At this point, most authors use DynamoDB, for the very simple reason that it's easy, provisioned and you don't really need to think about it.
For various reasons, I want to use Couchbase, so I'm going to do that here and just apologize if that makes your life more difficult. By all means, follow along and apply the same "principles" but using DynamoDB; it's certainly possible.
The code for this is in the repository tagged API_GATEWAY_COUCHBASE.
Getting started
The overall arc that we are going to follow is to have an entry in Couchbase that holds an array of connectionIds. We want to add to that on $connect and remove on $disconnect and be able to iterate that list at will. All of that is too much to bite off in one post, however, so we will start by just getting Couchbase integrated into our Lambda so that we could, theoretically, do something with it.
It all starts with libraries, so we need to download the Couchbase client library and its dependencies in package.sh.
We then want to make sure we have a connection to a bucket established in the lambda. To do this, we need to provide some parameters: a cluster endpoint, a bucket name, a username and a password. These are going to be passed to our creation and update scripts as environment variables which are then turned into parameters for the JSON.
aws cloudformation create-stack \
--stack-name 'ignorant-gateway' \
--capabilities CAPABILITY_IAM \
--parameters \
"ParameterKey=BUCKET,ParameterValue=$BUCKET" \
"ParameterKey=COUCHBASE,ParameterValue=$COUCHBASE" \
"ParameterKey=CBUSER,ParameterValue=$CBUSER" \
"ParameterKey=CBPASSWD,ParameterValue=$CBPASSWD" \
"ParameterKey=CBBUCKET,ParameterValue=$CBBUCKET" \
--template-body "`cat src/main/resources/gateway-cf.json`"
Because we now have so many arguments, I have broken the one command out onto multiple lines.

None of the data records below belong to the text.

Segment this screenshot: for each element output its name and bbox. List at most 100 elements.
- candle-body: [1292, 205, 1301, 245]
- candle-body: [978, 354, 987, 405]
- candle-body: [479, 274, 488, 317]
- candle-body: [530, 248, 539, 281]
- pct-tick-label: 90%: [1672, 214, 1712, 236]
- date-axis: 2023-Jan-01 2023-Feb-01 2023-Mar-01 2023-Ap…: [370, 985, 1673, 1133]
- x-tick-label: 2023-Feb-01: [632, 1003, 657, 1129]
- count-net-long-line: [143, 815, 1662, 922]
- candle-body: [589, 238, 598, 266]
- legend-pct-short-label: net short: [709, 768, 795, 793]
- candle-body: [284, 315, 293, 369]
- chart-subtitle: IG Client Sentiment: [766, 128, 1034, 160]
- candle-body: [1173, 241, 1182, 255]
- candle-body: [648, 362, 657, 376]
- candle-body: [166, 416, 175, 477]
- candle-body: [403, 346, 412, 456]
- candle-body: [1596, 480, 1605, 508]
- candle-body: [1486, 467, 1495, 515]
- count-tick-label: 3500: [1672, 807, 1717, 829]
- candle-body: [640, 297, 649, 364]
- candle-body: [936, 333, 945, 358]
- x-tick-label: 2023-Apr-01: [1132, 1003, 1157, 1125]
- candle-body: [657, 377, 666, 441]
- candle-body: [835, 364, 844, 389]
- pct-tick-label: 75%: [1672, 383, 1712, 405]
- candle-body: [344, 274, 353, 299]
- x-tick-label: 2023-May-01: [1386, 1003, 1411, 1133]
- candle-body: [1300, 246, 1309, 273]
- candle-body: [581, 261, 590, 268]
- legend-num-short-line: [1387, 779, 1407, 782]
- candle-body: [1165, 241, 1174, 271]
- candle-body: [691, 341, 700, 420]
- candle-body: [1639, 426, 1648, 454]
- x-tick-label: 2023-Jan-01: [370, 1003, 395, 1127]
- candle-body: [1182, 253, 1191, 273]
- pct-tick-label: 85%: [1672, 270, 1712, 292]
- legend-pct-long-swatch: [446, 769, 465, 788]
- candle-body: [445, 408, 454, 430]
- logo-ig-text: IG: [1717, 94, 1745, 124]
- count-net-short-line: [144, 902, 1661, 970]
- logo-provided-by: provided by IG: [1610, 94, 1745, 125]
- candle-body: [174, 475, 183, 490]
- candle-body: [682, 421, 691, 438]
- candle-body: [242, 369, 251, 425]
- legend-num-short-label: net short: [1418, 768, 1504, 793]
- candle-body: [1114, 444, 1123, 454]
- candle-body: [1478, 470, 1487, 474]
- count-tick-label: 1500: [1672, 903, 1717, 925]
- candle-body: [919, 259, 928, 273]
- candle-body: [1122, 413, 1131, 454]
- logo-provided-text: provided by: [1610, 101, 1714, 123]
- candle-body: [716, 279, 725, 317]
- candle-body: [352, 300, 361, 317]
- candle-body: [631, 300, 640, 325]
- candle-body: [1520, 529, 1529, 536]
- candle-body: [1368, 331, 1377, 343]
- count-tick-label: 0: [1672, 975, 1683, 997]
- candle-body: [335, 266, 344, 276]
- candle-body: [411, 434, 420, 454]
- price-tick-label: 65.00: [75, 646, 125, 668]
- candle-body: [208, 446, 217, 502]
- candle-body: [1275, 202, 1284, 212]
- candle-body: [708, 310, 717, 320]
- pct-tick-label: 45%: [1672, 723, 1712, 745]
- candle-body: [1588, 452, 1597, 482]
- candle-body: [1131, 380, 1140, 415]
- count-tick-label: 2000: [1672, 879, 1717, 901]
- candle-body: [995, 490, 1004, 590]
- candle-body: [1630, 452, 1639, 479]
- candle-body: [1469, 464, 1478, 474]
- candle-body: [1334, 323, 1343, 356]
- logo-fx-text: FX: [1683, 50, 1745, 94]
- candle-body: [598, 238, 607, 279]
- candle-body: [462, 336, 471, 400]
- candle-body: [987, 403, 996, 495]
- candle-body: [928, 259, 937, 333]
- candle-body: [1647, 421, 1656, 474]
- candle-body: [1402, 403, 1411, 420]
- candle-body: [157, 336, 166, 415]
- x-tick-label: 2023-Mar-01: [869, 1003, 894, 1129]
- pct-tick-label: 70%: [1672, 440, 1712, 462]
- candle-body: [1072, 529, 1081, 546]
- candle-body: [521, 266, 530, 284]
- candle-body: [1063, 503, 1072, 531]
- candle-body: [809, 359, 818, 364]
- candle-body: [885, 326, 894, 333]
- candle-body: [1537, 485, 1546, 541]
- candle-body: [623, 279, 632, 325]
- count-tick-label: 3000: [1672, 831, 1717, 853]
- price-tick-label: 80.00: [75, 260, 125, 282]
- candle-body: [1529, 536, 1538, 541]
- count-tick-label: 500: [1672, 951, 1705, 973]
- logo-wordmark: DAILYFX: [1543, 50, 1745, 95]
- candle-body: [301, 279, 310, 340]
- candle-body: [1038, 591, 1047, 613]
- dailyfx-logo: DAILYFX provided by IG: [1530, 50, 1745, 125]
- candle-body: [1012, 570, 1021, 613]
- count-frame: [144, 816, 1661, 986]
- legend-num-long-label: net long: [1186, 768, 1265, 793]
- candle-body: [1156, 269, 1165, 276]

The parameters are handled near the top of the configuration JSON:
"Parameters": {
"BUCKET": { "Type": "String" },
"COUCHBASE": { "Type": "String" },
"CBUSER": { "Type": "String" },
"CBPASSWD": { "Type": "String" },
"CBBUCKET": { "Type": "String" }
}
And are then passed in to the lambda as environment variables again
"COUCHBASE": { "Ref": "COUCHBASE" },
"CBUSER": { "Ref": "CBUSER" },
"CBPASSWD": { "Ref": "CBPASSWD" },
"CBBUCKET": { "Ref": "CBBUCKET" }
Now we can go and write some code.The initial connection obviously wants to be in our central repository of things for the lambda, so that it is covered under the same "static initialization" policy we came up with before. At the same time, we don't want too much conflation of concerns, so we will delegate to its own class:
private CouchbaseEnvironment couchbase = new CouchbaseEnvironment();
Ignoring all the boilerplate, this basically comes down to a constructor which opens the Couchbase bucket identified in the parameters:
public CouchbaseEnvironment() {
Builder builder = new DefaultCouchbaseEnvironment.Builder();
builder.connectTimeout(10000);
builder.kvTimeout(10000);
builder.retryStrategy(BestEffortRetryStrategy.INSTANCE);
DefaultCouchbaseEnvironment env = builder.build();
String server = System.getenv("COUCHBASE");
CouchbaseCluster cluster = CouchbaseCluster.fromConnectionString(env, server);
String cbuser = System.getenv("CB_USER");
String cbpasswd = System.getenv("CB_PASSWD");
PasswordAuthenticator authenticator = new PasswordAuthenticator(cbuser, cbpasswd);
cluster.authenticate(authenticator);
String testBucket = System.getenv("CB_BUCKET");
bucket = cluster.openBucket(testBucket, 15, TimeUnit.SECONDS);
}
Obviously, we also need code to provide for injecting this into handlers. Other than to say that there is an interface WithCouchbase which handlers can implement, I'm just going to put that code in the repository for you to find.Conclusion
This post has not really advanced "the state of the world". It is just a technical post that allows us to have a bucket to hand to record things in.
Now we need to capture the connectionIds on connect and store them in Couchbase for later use.